1. ## union

For each $r \in \mathbb{Q}$, let $L_r = \{r \}_{\mathbb{R}}^{\mathcal{C}}$ (e.g. the complement of the set of a rational).

(a) Find $\bigcup_{r \in \mathbb{Q}} L_{r}$.

(b) Find $\bigcap_{r \in \mathbb{Q}} L_{r}$.

If we arrange the set of rationals in an ordered sequence, then $\bigcup_{r \in \mathbb{Q}} L_{r} = \mathbb{R} \ \backslash \ \{r_{n}\}$ and $\bigcap_{r \in \mathbb{Q}} L_{r} = I$ where $I$ are the irrational numbers?

Is this correct? Because for the union, you can fill in all the previous "holes" but will still be left with a hole.

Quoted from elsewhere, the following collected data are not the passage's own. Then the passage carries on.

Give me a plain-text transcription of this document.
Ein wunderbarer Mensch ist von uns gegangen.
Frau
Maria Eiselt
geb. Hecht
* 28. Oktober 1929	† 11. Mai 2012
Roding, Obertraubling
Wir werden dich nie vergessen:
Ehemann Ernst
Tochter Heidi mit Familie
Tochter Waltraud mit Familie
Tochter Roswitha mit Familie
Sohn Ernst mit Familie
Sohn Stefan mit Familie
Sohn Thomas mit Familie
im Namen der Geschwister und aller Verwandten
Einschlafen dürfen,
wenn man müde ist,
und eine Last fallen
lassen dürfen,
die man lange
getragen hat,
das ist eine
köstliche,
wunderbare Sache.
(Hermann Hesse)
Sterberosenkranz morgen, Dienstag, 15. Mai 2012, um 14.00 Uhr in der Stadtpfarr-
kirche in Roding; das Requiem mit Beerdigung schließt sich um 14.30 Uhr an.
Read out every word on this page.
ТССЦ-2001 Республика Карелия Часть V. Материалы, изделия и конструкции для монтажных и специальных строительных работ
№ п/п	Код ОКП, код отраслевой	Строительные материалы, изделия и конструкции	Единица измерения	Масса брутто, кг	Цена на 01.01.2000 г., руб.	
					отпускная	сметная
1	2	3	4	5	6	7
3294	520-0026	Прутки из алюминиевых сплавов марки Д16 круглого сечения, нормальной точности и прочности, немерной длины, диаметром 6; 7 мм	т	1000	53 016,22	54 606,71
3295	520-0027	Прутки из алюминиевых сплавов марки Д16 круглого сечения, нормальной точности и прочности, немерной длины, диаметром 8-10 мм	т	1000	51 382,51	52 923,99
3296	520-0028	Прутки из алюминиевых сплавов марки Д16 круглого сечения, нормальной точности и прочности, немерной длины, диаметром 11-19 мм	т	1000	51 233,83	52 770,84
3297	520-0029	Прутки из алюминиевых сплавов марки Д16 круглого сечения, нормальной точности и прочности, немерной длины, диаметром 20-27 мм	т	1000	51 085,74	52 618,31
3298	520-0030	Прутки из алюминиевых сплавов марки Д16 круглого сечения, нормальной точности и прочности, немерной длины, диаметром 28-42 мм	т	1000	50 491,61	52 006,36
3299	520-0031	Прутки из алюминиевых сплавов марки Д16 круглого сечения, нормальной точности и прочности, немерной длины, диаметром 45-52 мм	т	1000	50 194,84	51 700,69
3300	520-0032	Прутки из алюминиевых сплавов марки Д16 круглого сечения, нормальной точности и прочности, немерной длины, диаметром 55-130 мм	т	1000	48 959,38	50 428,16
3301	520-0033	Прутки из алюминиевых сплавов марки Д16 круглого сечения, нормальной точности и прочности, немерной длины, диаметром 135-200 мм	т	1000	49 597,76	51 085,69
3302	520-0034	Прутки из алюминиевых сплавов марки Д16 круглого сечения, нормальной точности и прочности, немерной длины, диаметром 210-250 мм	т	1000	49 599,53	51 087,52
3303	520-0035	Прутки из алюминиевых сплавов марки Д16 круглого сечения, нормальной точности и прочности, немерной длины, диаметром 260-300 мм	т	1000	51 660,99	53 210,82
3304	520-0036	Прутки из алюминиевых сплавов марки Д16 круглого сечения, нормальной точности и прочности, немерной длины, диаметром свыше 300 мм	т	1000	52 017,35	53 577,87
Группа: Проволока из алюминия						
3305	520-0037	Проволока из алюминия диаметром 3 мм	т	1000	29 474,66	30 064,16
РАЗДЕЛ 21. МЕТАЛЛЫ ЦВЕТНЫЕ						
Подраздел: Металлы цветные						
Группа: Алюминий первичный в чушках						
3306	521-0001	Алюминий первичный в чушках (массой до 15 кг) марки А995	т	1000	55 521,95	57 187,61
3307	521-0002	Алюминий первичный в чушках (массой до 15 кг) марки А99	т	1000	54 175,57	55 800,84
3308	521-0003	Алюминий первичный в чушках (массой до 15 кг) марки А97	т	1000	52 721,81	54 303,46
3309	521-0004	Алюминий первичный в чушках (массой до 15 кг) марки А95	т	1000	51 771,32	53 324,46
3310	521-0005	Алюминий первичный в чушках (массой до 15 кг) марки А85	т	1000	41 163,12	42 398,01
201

2. Originally Posted by particlejohn
For each $r \in \mathbb{Q}$, let $L_r = \{r \}_{\mathbb{R}}^{\mathcal{C}}$ (e.g. the complement of the set of a rational).
Are you saying that $\left( {\forall r \in Q} \right)\left[ {L_r = \left( { - \infty ,r} \right) \cup \left( {r,\infty } \right)} \right]$?
If not, what in the world are you trying to ask?

3. Yes. For example, $L_{1} = \mathbb{R} \ \backslash \{1 \}$, $L_{1/2} = \mathbb{R} - \backslash \ \{1/2\}$ etc...

4. I think its similar to Cantor's diagonal method. At the last step you will still have one hole to fill for the union?

5. or because it is infinite and so you will not have a hole?

6. If you consider this $2 \in L_1 \;\& \;1 \in L_2 \; \Rightarrow \;L_1 \cup L_2 = \mathbb{R}$, it will follow at once that $\bigcup\limits_{r \in \mathbb{Q}} {L_r } = \mathbb{R}$.